Но у нее слово не расходилось с делом. Вскоре она позвонила мне и попросила прийти для знакомства с Витей К., который мог бы, если захочет, устроить чтение в Клубе-81. “Только, пожалуйста, наденьте парик — вдруг он вас где-то видел, хоть вы редко появляетесь на людях, как и я, но все-таки”.

У одной моей знакомой был парик с льняными длинными волосами. В назначенный день я уже в парике звонил в ее дверь. Она возбужденным шепотом сказала, что Витя уже здесь, и сунула мне пачку стихов. Витя сразу же спросил, не учился ли я в Тарту, я засомневался несколько, но Лена за меня ответила, что, конечно, учился. Витя вспомнил всех своих тартуских знакомых, перемежая воспоминания изложением основ структурализма. Наконец меня попросили читать стихи. Трудно читать с листа чужие, в первый раз увиденные стихи, и я, запинаясь, читал очень медленно. Автора это, видимо, раздражало, и она наконец выхватила у меня из рук “Поэму о Лисе” и дочитала ее сама. Воцарилось молчание. Витя пристально смотрел на меня своими странными — пестрыми, немного будто золотистыми — глазами. “Поздравляю, — сказал он, стукнув палкой с набалдашником об пол, — вы замечательный поэт. Вот, Ленка, что значит европейская школа. Мы с тобой так не можем!” Лена радостно улыбалась. Так я стал известным поэтом. Витя стал приглашать меня на вечера, где я вместе с другими уже со все большим азартом читал те же сочинения.
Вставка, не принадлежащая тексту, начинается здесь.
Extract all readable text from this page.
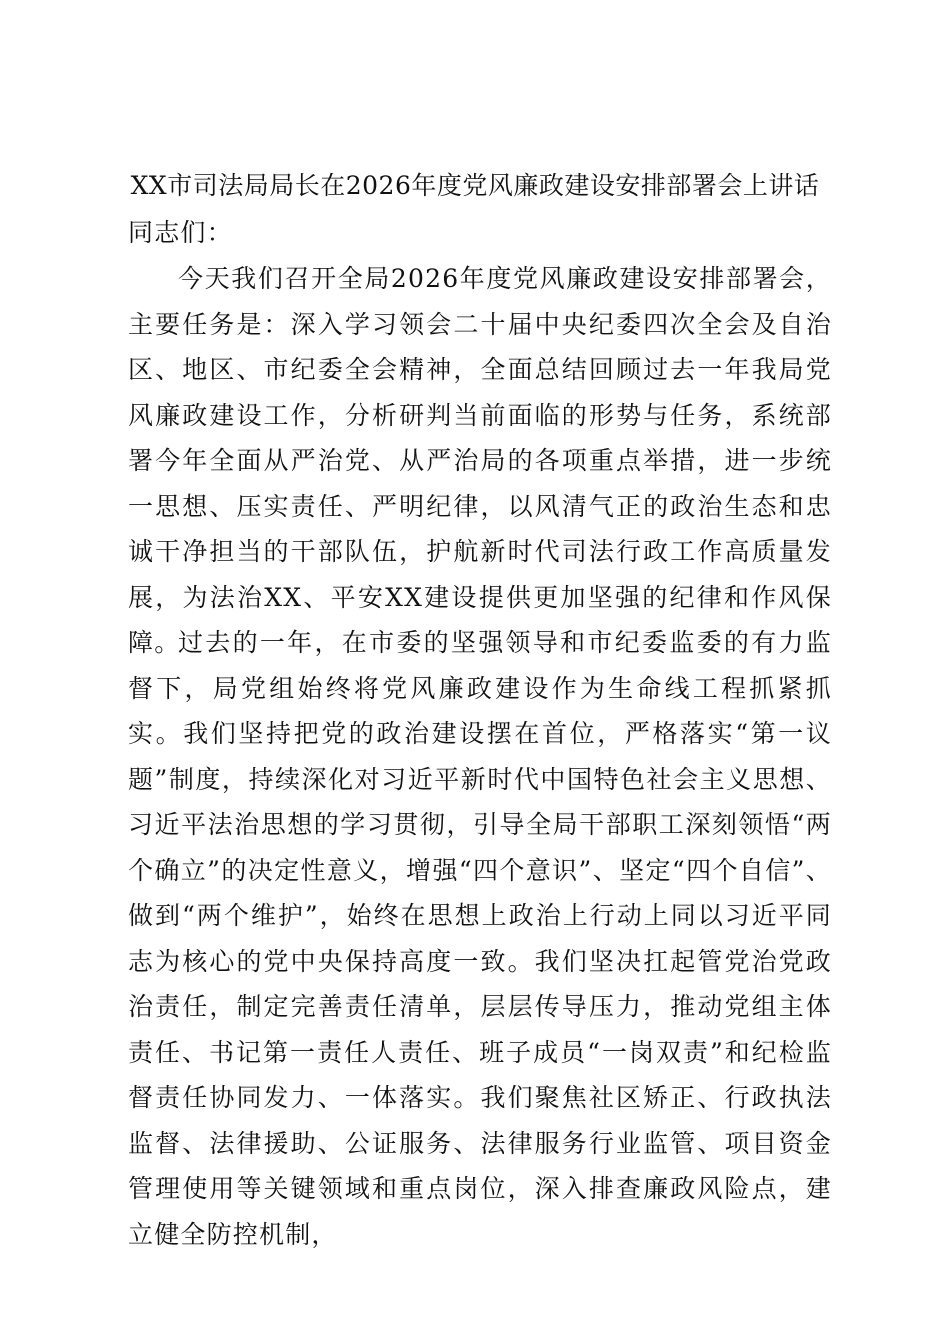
XX市司法局局长在2026年度党风廉政建设安排部署会上讲话

同志们：

今天我们召开全局2026年度党风廉政建设安排部署会，主要任务是：深入学习领会二十届中央纪委四次全会及自治区、地区、市纪委全会精神，全面总结回顾过去一年我局党风廉政建设工作，分析研判当前面临的形势与任务，系统部署今年全面从严治党、从严治局的各项重点举措，进一步统一思想、压实责任、严明纪律，以风清气正的政治生态和忠诚干净担当的干部队伍，护航新时代司法行政工作高质量发展，为法治XX、平安XX建设提供更加坚强的纪律和作风保障。

过去的一年，在市委的坚强领导和市纪委监委的有力监督下，局党组始终将党风廉政建设作为生命线工程抓紧抓实。我们坚持把党的政治建设摆在首位，严格落实“第一议题”制度，持续深化对习近平新时代中国特色社会主义思想、习近平法治思想的学习贯彻，引导全局干部职工深刻领悟“两个确立”的决定性意义，增强“四个意识”、坚定“四个自信”、做到“两个维护”，始终在思想上政治上行动上同以习近平同志为核心的党中央保持高度一致。我们坚决扛起管党治党政治责任，制定完善责任清单，层层传导压力，推动党组主体责任、书记第一责任人责任、班子成员“一岗双责”和纪检监督责任协同发力、一体落实。我们聚焦社区矫正、行政执法监督、法律援助、公证服务、法律服务行业监管、项目资金管理使用等关键领域和重点岗位，深入排查廉政风险点，建立健全防控机制，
И уже был назначен день моего выхода на сцену Музея Достоевского, где квартировался Клуб-81. Я очень нервничал, ночь не спал. Пришел загодя. Перед входом стояла небольшая разочарованная толпа. “Расходитесь, — сказал кто-то, — кина не будет”. — “А что, КГБ вмешался, что ли?” — спрашивала деловито какая-то дама. “Да нет. Какое там. Труба лопнула, зал затоплен, и ничего не будет”. Вечер перенесли. А к тому времени меня уже разоблачили. Чему я радовался.
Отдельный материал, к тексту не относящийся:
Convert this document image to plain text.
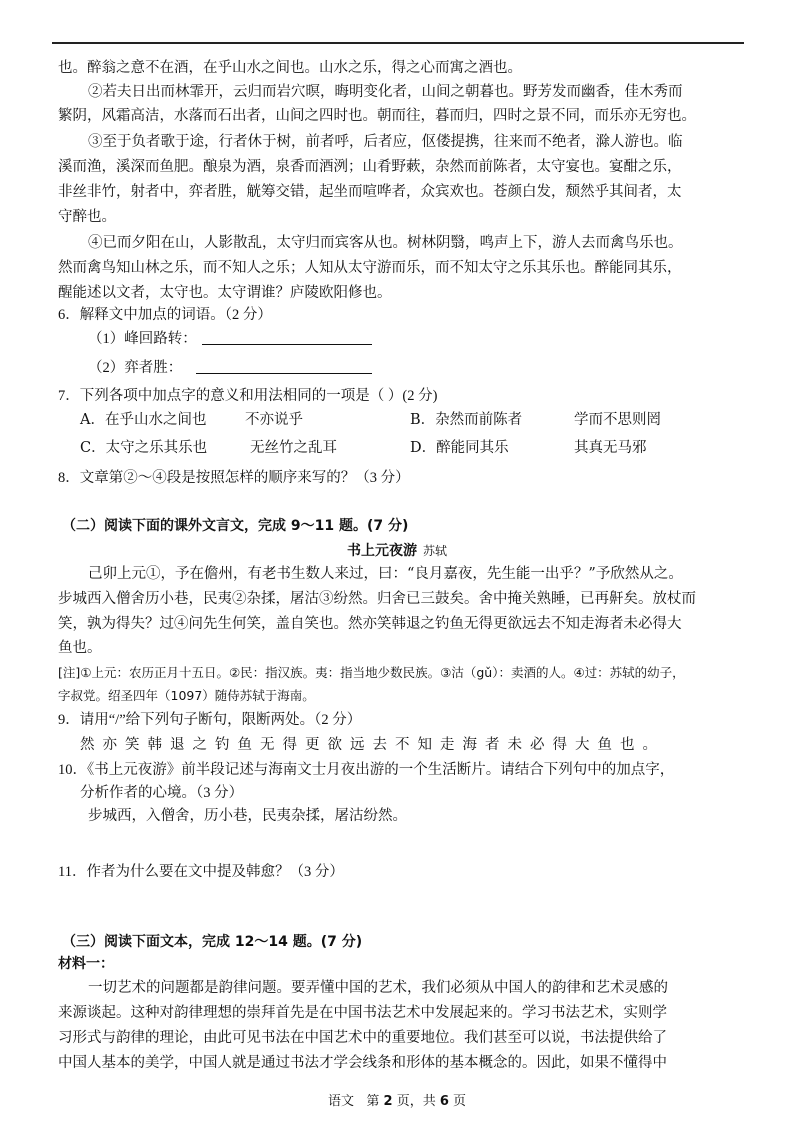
也。醉翁之意不在酒，在乎山水之间也。山水之乐，得之心而寓之酒也。
②若夫日出而林霏开，云归而岩穴暝，晦明变化者，山间之朝暮也。野芳发而幽香，佳木秀而
繁阴，风霜高洁，水落而石出者，山间之四时也。朝而往，暮而归，四时之景不同，而乐亦无穷也。
③至于负者歌于途，行者休于树，前者呼，后者应，伛偻提携，往来而不绝者，滁人游也。临
溪而渔，溪深而鱼肥。酿泉为酒，泉香而酒洌；山肴野蔌，杂然而前陈者，太守宴也。宴酣之乐，
非丝非竹，射者中，弈者胜，觥筹交错，起坐而喧哗者，众宾欢也。苍颜白发，颓然乎其间者，太
守醉也。
④已而夕阳在山，人影散乱，太守归而宾客从也。树林阴翳，鸣声上下，游人去而禽鸟乐也。
然而禽鸟知山林之乐，而不知人之乐；人知从太守游而乐，而不知太守之乐其乐也。醉能同其乐，
醒能述以文者，太守也。太守谓谁？庐陵欧阳修也。
6．解释文中加点的词语。（2 分）
（1）峰回路转：
（2）弈者胜：
7．下列各项中加点字的意义和用法相同的一项是（ ）(2 分)
A．在乎山水之间也	不亦说乎	B．杂然而前陈者	学而不思则罔
C．太守之乐其乐也	无丝竹之乱耳	D．醉能同其乐	其真无马邪
8．文章第②～④段是按照怎样的顺序来写的？（3 分）
（二）阅读下面的课外文言文，完成 9～11 题。(7 分)
书上元夜游 苏轼
己卯上元①，予在儋州，有老书生数人来过，曰：“良月嘉夜，先生能一出乎？”予欣然从之。
步城西入僧舍历小巷，民夷②杂揉，屠沽③纷然。归舍已三鼓矣。舍中掩关熟睡，已再鼾矣。放杖而
笑，孰为得失？过④问先生何笑，盖自笑也。然亦笑韩退之钓鱼无得更欲远去不知走海者未必得大
鱼也。
[注]①上元：农历正月十五日。②民：指汉族。夷：指当地少数民族。③沽（gǔ）：卖酒的人。④过：苏轼的幼子，
字叔党。绍圣四年（1097）随侍苏轼于海南。
9．请用“/”给下列句子断句，限断两处。（2 分）
然亦笑韩退之钓鱼无得更欲远去不知走海者未必得大鱼也。
10．《书上元夜游》前半段记述与海南文士月夜出游的一个生活断片。请结合下列句中的加点字，
分析作者的心境。（3 分）
步城西，入僧舍，历小巷，民夷杂揉，屠沽纷然。
11．作者为什么要在文中提及韩愈？（3 分）
（三）阅读下面文本，完成 12～14 题。(7 分)
材料一：
一切艺术的问题都是韵律问题。要弄懂中国的艺术，我们必须从中国人的韵律和艺术灵感的
来源谈起。这种对韵律理想的崇拜首先是在中国书法艺术中发展起来的。学习书法艺术，实则学
习形式与韵律的理论，由此可见书法在中国艺术中的重要地位。我们甚至可以说，书法提供给了
中国人基本的美学，中国人就是通过书法才学会线条和形体的基本概念的。因此，如果不懂得中
语文 第 2 页，共 6 页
КГБ не случайно был упомянут, он прямо витал над этим клубом. Даже официально там были кураторы, и все с птичьими фамилиями: Коршунов, Орлов, Соловьев, пернатые бойцы невидимого фронта поколения Путина. В первый день на открытии, куда пришли почти все поэты Города, много художников, диссидентов и всякой богемной мелочи, все набились в довольно вместительный зал. Кто-то вдруг громко сказал: “А ну как сейчас всех и повяжут, для этого и собирали небось!” Я посмотрел на тяжелую дверь, в которой тоже стояли люди и какие-то подозрительные псевдопьяные, устраивавшие мини-скандальчики. Их выводили, и появлялись новые. Я подумал, что вот сейчас войдут подтянутые люди. Скажут всем: “Встать!” Но когда начали читать стихи, эти опасения улетучились. И действительно, если наконец появилась сцена, с которой можно было читать все что угодно, устраивать отдельные вечера поэзии совсем уж подпольных людей, непечатавшихся, вроде той же Л. (ее вечер в двух отделениях был первым после двадцатых годов такого рода событием), то КГБ вряд ли что мог выиграть. Некоторые говорили, что теперь все у них, мол, на глазах, удобнее. Да они и так всех знали. Все видели, у того же Вити дома, где каждый вечер собирались толпы, и, конечно, там были стукачи и доносчики, те, на кого и не подумаешь. Вечный страх тех лет: а вдруг этот? Почти на всех думали. Это главная победа чекистов: заставили подозревать самих себя. А с Витей мы все равно дружили. У меня странная особенность: я запоминаю во внешности человека только глаза, никогда не помню бороды, усов, кто во что одет. Мой взгляд устремляется почти сразу внутрь, я вижу как бы квинтэссенцию человека, острое от него ощущение, цвет, тяжесть или легкость. Я был очень удивлен, когда понял, что другие видят совсем иначе. Вот и в Вите я видел синюю такую, сине-темную боль в искрах.